Heading into the first round on Thursday night, the consensus number one overall pick, QB Trevor Lawrence, sold his NFT collection for $225k. Surely he could have used that cash more as a college student than a pro athlete.

There’s no doubt that future professional athletes will also look to capitalize on selling digital assets. Additionally, with new NCAA guidelines that now allow players to profit from their Name, Image, and Likeness (NIL), college players will also look to sell NFTs way before they are eligible to go pro.

The key will be to design a program that satisfies all stakeholders involved: the players, the university, the fans, and, of course, the NCAA.

Digital assets such as NFTs can provide a solution. Here is an example of what the program looks like for a D1 Football player at an elite program:

  • First day freshman year each player is given a distinct number of tokens (e.g. 50) to sell as NFTs

  • Player and university each get a percentage profit from the initial sale

  • Player profits from sale on the secondary market

  • Fans and holders of the football program’s NFTs get exclusive access to content and other program offerings.

Digital assets are highly transparent in nature and cannot be sold on the black market. Therefore, the NCAA can easily track every transaction as legitimate.

Token owners will be fans who get special access to team information or rewards like prioritized seating, gear, events, and appreciation of the value of the token as the player performs well. Imagine being the owner of Tom Brady’s freshman year Michigan NFTs.

To incentivize the players to be student-athletes and not simply athletes, they can be rewarded with additional tokens for good grades and academic performance.

Furthermore, at the start of each season, their tokens can increase. For example, the beginning of each season could look like this:

  • Seniors receive 400 tokens

  • Juniors receive 200 tokens

  • Sophomores receive 100

  • Freshman receive 50

  • +500 tokens for graduating

By this math, a student who stayed four years and graduated will have earned 1250 tokens. This incentivizes students to stay in school and lowers the opportunity costs of staying until graduation.

Take Trevor Lawrence for example. He went pro after his junior season and sold his NFTs for $225k. By the method above he’d have 350 tokens valued at $642 per token. If he stayed in school for a senior season and graduated (a total of 900 more tokens) he could earn an extra $577k.

Certainly, not all athletes will be bound for the NFL or go pro, yet there will still be demand from dedicated fan bases. It also increases rewards for athletes who invest time and energy into being on scholarship yet have no chance of going pro.

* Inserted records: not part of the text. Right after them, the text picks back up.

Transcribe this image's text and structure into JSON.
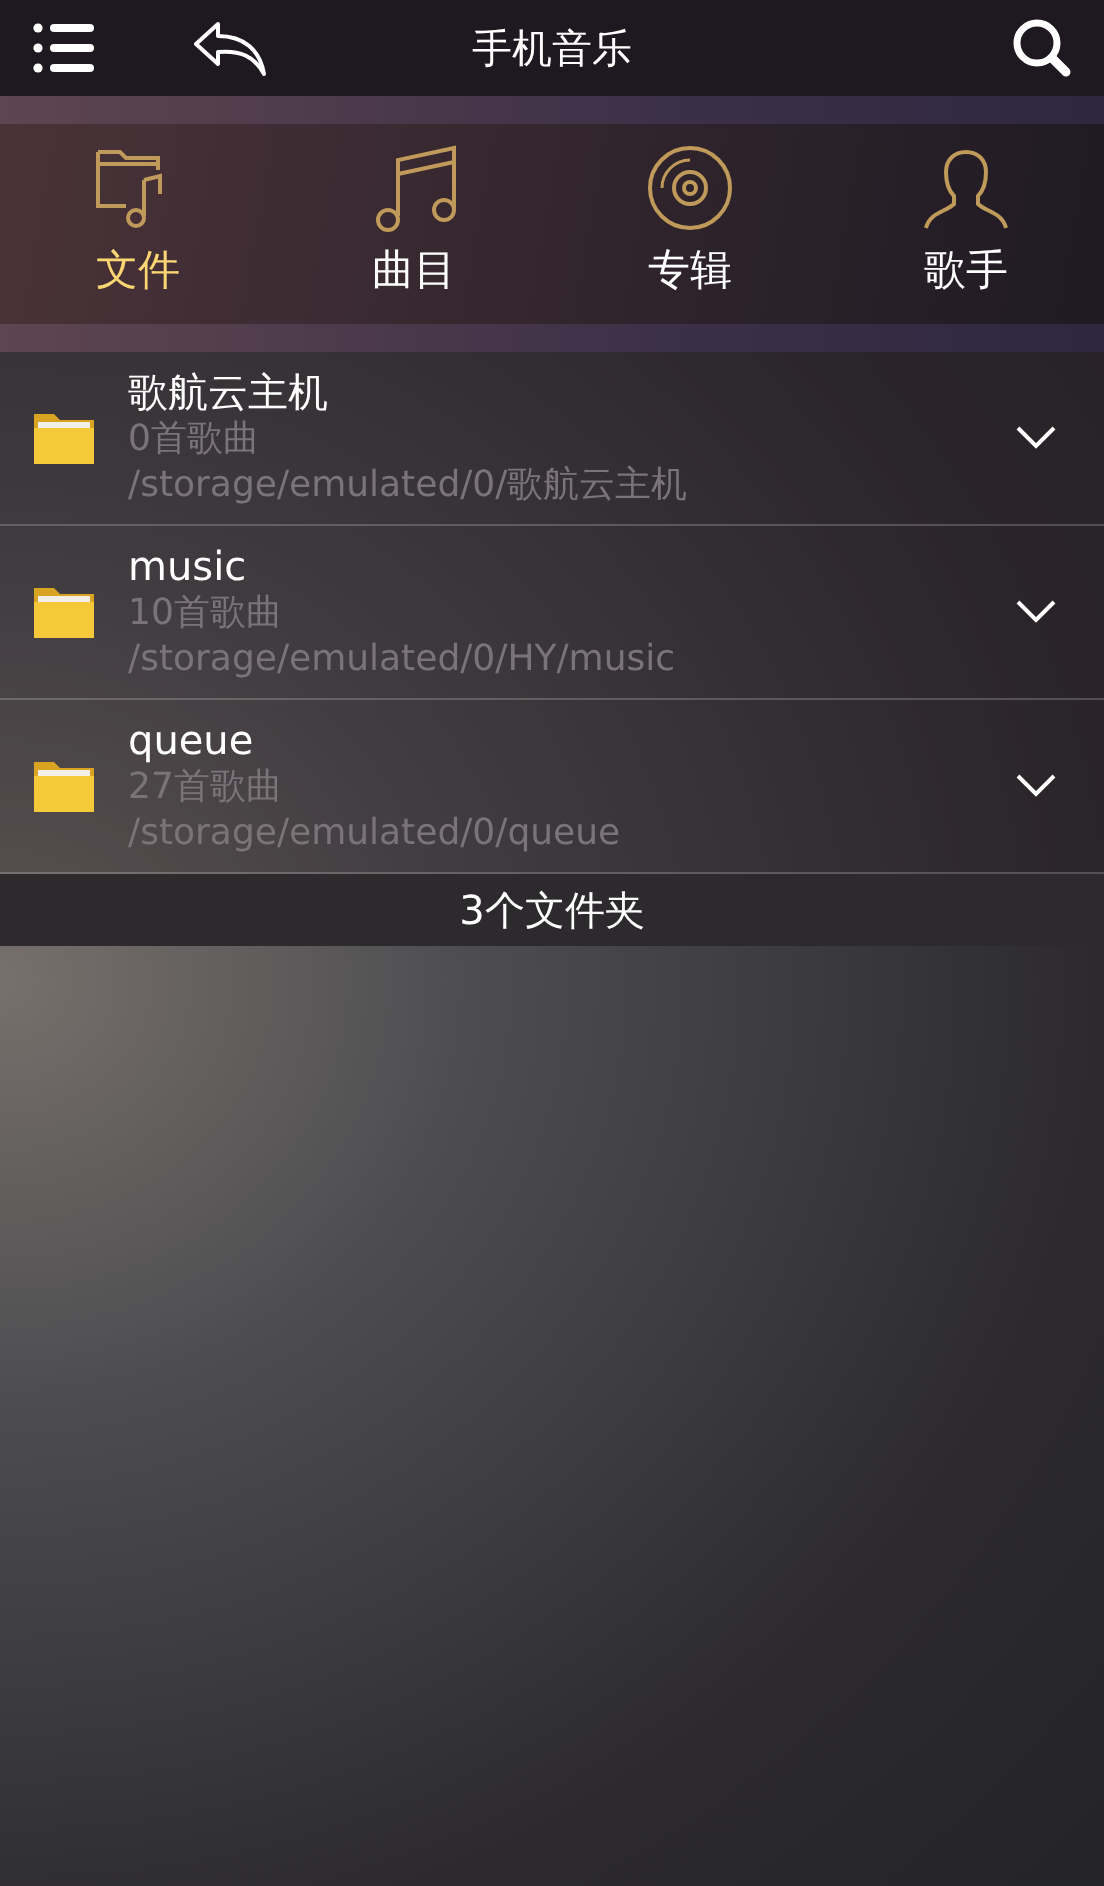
{
  "header": {
    "title": "手机音乐"
  },
  "tabs": [
    {
      "kind": "folder",
      "label": "文件",
      "selected": true
    },
    {
      "kind": "note",
      "label": "曲目",
      "selected": false
    },
    {
      "kind": "disc",
      "label": "专辑",
      "selected": false
    },
    {
      "kind": "person",
      "label": "歌手",
      "selected": false
    }
  ],
  "folders": [
    {
      "name": "歌航云主机",
      "count": "0首歌曲",
      "path": "/storage/emulated/0/歌航云主机"
    },
    {
      "name": "music",
      "count": "10首歌曲",
      "path": "/storage/emulated/0/HY/music"
    },
    {
      "name": "queue",
      "count": "27首歌曲",
      "path": "/storage/emulated/0/queue"
    }
  ],
  "footer": "3个文件夹"
}
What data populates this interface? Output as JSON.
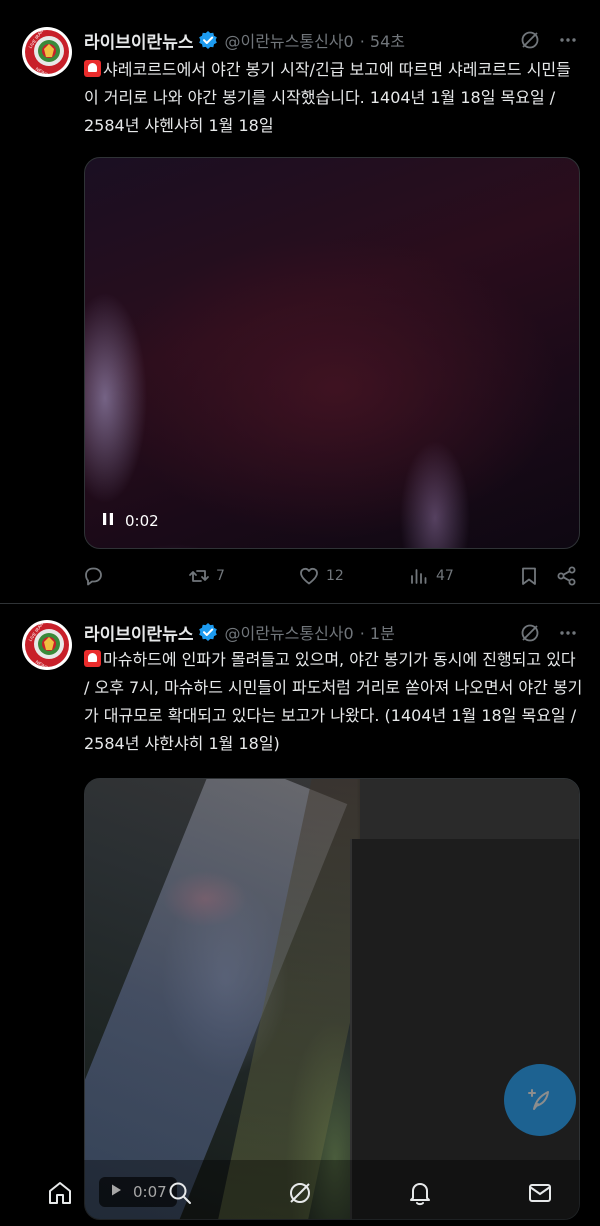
{
  "tweets": [
    {
      "author_name": "라이브이란뉴스",
      "handle": "@이란뉴스통신사0",
      "time": "· 54초",
      "text": "샤레코르드에서 야간 봉기 시작/긴급 보고에 따르면 샤레코르드 시민들이 거리로 나와 야간 봉기를 시작했습니다. 1404년 1월 18일 목요일 / 2584년 샤헨샤히 1월 18일",
      "video_time": "0:02",
      "video_state": "pause-icon",
      "replies": "",
      "reposts": "7",
      "likes": "12",
      "views": "47"
    },
    {
      "author_name": "라이브이란뉴스",
      "handle": "@이란뉴스통신사0",
      "time": "· 1분",
      "text": "마슈하드에 인파가 몰려들고 있으며, 야간 봉기가 동시에 진행되고 있다 / 오후 7시, 마슈하드 시민들이 파도처럼 거리로 쏟아져 나오면서 야간 봉기가 대규모로 확대되고 있다는 보고가 나왔다. (1404년 1월 18일 목요일 / 2584년 샤한샤히 1월 18일)",
      "video_time": "0:07",
      "video_state": "play-icon"
    }
  ],
  "avatar_text": {
    "top": "LIVE IRAN",
    "bottom": "NEWS"
  },
  "colors": {
    "accent": "#1d9bf0",
    "muted": "#71767b",
    "text": "#e7e9ea",
    "background": "#000000"
  },
  "nav": [
    "home-icon",
    "search-icon",
    "grok-icon",
    "notifications-icon",
    "messages-icon"
  ]
}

For the athletes that will turn pro, the proceeds of the sale of the tokens can help support them financially until they are drafted.

In summary, digital assets can help align incentives:

  • Players: Profit from NIL

  • University: Profit from sale of tokens, increase fan engagement, top recruits attend university instead of opting out of college for minor leagues

  • Fans: Increased engagement with team and favorite program

  • NCAA: emphasizes “student first” mentality for athletes, rewards athletes who stay in school longer

In a new age of collegiate athletics, NFTs can be the solution the NCAA has been looking for.